The chapter is told from the contrasting viewpoints of Stamp Paid and Sethe. After finding out that Paul D had left 124, Stamp Paid realizes that he did not consider Sethe’s or Denver’s feelings before acting. He recalls the days after Baby Suggs died, where Sethe and the mourners from the community spurned each other throughout the proceedings. Stamp Paid wonders if at some point the townsfolk's disdain for Sethe had rubbed off on him.

Stamp Paid visits 124 to try and make amends. As he arrives at the front door, however, the experience of knocking fills him with an overwhelming sense of alienation. Due to his profession of helping slaves, he is used to other people feeling indebted to him. He would not have to knock at any other house in the community because his presence is generally welcomed. Now, standing outside 124, Stamp Paid feels like a stranger who owes something to the people who live there. He leaves, then tries to knock on six different days but each time walks away, overcome with weakness.

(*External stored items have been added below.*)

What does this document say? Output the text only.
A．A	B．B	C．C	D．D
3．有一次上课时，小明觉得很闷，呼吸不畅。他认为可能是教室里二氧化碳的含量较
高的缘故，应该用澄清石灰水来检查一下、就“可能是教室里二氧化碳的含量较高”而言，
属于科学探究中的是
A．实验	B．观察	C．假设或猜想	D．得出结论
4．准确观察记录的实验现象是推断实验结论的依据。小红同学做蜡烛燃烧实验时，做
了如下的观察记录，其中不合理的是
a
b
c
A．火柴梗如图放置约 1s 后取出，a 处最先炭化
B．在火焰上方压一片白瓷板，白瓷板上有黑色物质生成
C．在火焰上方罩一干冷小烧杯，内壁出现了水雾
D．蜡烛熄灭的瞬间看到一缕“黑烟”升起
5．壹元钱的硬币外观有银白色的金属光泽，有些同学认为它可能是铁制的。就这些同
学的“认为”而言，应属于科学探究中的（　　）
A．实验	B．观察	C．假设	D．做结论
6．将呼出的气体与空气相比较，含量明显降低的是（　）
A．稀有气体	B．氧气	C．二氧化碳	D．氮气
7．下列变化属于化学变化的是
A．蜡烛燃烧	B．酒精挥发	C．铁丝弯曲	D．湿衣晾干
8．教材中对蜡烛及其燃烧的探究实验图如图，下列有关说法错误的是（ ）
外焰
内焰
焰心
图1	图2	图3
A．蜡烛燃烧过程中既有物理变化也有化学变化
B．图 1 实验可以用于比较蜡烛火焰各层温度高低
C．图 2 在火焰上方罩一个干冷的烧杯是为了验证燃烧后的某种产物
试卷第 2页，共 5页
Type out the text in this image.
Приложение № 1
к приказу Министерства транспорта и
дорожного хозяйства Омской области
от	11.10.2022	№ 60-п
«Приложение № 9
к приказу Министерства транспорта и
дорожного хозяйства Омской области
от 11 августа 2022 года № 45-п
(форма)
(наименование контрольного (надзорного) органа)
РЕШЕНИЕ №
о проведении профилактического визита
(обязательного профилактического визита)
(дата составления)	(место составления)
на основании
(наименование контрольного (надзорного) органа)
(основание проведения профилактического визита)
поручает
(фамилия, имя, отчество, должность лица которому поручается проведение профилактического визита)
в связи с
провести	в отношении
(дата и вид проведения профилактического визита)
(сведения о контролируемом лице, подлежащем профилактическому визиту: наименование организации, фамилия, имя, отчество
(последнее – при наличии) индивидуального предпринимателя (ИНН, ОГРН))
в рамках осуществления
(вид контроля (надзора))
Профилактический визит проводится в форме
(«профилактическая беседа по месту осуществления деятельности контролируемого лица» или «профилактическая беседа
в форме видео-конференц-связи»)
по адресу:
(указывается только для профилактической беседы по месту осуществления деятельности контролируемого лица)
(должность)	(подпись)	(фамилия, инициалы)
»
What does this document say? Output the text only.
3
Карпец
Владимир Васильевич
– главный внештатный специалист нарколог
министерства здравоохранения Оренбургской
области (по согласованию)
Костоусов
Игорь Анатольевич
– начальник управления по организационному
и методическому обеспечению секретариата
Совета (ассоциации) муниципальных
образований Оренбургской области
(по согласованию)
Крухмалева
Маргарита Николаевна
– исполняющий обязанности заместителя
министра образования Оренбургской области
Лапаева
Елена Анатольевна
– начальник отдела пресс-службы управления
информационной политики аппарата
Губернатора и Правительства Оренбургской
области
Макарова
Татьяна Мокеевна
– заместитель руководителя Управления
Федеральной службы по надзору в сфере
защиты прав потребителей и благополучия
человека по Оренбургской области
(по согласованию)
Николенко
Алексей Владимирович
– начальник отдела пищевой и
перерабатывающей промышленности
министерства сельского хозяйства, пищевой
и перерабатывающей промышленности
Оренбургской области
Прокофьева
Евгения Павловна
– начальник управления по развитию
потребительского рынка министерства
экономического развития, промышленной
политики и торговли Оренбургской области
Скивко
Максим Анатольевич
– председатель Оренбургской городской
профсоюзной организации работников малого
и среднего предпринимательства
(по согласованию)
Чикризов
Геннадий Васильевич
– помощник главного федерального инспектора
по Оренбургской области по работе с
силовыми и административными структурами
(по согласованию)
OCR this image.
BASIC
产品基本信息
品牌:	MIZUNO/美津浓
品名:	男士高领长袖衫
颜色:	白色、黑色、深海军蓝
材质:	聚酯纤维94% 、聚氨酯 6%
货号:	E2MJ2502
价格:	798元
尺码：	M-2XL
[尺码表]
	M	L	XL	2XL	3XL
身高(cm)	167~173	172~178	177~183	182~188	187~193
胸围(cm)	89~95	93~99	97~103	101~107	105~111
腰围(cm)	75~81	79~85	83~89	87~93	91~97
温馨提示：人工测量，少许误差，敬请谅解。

Meanwhile, Sethe finds three pairs of ice skates and takes Beloved and Denver to a frozen creek, where they play on the ice together. They tumble and fall repeatedly but each time respond with joyous laughter. Content, they return home and gather around a fire. Beloved hums a song that Sethe recognizes, as it is the very same song she made up for her children—one only she and her children could possibly know. This causes Sethe to realize that Beloved can only be her eldest daughter, back from the dead.

Stamp Paid reflects on the world-weariness of Baby Suggs. He recalls how she refused to go back to her unique ways of preaching, saying she now preferred to think about harmless things, such as the colors blue and yellow. Stamp Paid had accused her then of trying to punish God, to which she replied all she knew was that white people came into her yard. Now, Stamp Paid feels only empathy toward Baby Suggs. Though he has seen his fair share of violence in his life, what makes him understand is an item he once found in a river: a red ribbon with hair attached to a bit of black scalp. Since then, he has kept that ribbon as a reminder of the cruelty of white people.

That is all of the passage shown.